The National Petroleum Authority, NPA, will from today, Tuesday, re-introduce the Price Stabilisation and Recovery Levy, a key component of the Fuel Price Build-Up. This means consumers should expect to pay more at the pumps.

The levy was suspended last year as part of efforts to cushion consumers from the constant rise in the price of fuel products in the country.

However, according to the Authority, it has become necessary to reintroduce the Price Stabilisation and Recovery Levies (PRL) to be able to continue subsidizing Premix fuel for fisher-folks across the country.

The Head of Pricing at the NPA, Abass Ibrahim Tasunti, spoke on the latest development.

“The three months period that it has been taken off, nothing has gone into the account and we’ve been using the balance we have in the account over this period to pay for this subsidy. As we speak, the account is dry so if we remove it forever or we continue zeroing the levy, it means that we will not have money. The continuous supply of premix oil and residual fuel will be threatened which we do not want to happen so unfortunately for the consumer, it [the levy] has to come back,” he said.

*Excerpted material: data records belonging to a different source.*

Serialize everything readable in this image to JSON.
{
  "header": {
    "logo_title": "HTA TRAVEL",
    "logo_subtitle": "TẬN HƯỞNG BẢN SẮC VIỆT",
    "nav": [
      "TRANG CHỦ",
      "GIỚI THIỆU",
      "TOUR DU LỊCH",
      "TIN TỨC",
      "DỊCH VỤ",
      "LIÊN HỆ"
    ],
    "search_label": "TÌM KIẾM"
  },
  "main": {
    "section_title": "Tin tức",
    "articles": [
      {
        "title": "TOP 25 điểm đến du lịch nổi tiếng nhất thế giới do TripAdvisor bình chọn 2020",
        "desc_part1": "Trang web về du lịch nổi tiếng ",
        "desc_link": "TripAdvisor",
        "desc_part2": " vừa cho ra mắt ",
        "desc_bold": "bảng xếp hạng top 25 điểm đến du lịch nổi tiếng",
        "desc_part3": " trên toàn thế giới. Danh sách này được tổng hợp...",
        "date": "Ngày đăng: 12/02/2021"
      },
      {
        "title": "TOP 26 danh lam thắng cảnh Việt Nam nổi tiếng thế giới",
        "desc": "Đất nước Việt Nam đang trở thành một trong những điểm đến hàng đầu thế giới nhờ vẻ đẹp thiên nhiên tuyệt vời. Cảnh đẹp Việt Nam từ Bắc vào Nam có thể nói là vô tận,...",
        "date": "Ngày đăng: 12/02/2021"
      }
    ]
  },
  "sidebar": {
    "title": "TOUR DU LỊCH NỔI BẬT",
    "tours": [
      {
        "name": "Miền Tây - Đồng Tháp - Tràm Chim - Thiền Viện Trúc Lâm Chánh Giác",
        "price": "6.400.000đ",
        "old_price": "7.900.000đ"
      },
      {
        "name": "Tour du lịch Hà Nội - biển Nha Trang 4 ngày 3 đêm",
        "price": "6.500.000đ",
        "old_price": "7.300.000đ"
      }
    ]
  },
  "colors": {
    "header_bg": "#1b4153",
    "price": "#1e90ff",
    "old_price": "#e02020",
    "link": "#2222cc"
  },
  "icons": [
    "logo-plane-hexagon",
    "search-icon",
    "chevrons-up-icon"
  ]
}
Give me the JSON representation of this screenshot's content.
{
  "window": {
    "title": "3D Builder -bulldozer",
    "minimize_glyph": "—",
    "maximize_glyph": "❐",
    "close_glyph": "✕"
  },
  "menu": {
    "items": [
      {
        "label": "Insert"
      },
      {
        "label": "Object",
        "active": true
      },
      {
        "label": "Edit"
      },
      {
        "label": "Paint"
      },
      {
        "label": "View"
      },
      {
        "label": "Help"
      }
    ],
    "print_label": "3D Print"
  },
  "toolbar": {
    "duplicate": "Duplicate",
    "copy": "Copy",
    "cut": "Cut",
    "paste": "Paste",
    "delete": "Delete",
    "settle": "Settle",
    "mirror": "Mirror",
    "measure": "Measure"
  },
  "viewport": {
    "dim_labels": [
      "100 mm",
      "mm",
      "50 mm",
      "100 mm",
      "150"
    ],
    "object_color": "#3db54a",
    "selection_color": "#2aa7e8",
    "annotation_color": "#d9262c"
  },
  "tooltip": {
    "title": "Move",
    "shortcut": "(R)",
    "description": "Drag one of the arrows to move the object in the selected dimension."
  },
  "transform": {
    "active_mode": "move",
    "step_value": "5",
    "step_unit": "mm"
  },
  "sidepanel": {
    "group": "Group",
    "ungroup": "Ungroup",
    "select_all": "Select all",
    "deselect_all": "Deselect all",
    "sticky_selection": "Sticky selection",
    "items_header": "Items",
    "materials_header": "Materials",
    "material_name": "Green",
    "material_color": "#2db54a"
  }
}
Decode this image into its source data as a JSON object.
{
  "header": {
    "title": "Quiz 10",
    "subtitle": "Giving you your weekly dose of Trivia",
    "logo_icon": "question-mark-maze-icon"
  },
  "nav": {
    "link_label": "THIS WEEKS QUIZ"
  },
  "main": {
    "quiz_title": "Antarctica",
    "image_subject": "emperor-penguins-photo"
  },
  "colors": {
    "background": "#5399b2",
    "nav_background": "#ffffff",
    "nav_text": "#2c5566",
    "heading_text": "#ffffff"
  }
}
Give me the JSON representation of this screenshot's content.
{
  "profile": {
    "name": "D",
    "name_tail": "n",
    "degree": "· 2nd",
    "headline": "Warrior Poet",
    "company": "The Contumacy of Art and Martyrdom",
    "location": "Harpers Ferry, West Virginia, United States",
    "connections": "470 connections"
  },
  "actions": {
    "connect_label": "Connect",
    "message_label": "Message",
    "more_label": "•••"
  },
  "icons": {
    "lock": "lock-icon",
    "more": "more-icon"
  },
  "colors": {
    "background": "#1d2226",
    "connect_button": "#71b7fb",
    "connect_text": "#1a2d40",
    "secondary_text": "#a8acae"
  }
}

The National Petroleum Authority (NPA), in October 2021 approved the removal of the Price Stabilisation and Recovery Levies (PRSL) on petrol, diesel, and LPG for two months as requested by President Akufo-Addo.

The PSRL is 16 pesewas per liter on petrol, fourteen pesewas per liter (GHp14/Lt) on diesel, and fourteen pesewas per kilogram (GHp14/Kg) on LPG.

The levy was to return earlier this month but the NPA two weeks ago extended the removal of the Price Stabilisation and Recovery Levies (PRSL) for an additional two weeks ending January 31.

Currently, some Oil Marketing Companies are already selling fuel beyond the GH¢ 7 per litre mark which means the reintroduction of the levy will send prices further above GH¢ 7 per litre.

The Institute for Energy Security (IES) has already said the prices of petroleum products are expected to increase at various pumps across the country due to an upsurge in the prices of the commodity on the international market.

Executive Director of IES, Nana Amoasi VII, says the projections made could see all the major oil marketing companies cross the 7 cedis per litre mark for diesel and petrol.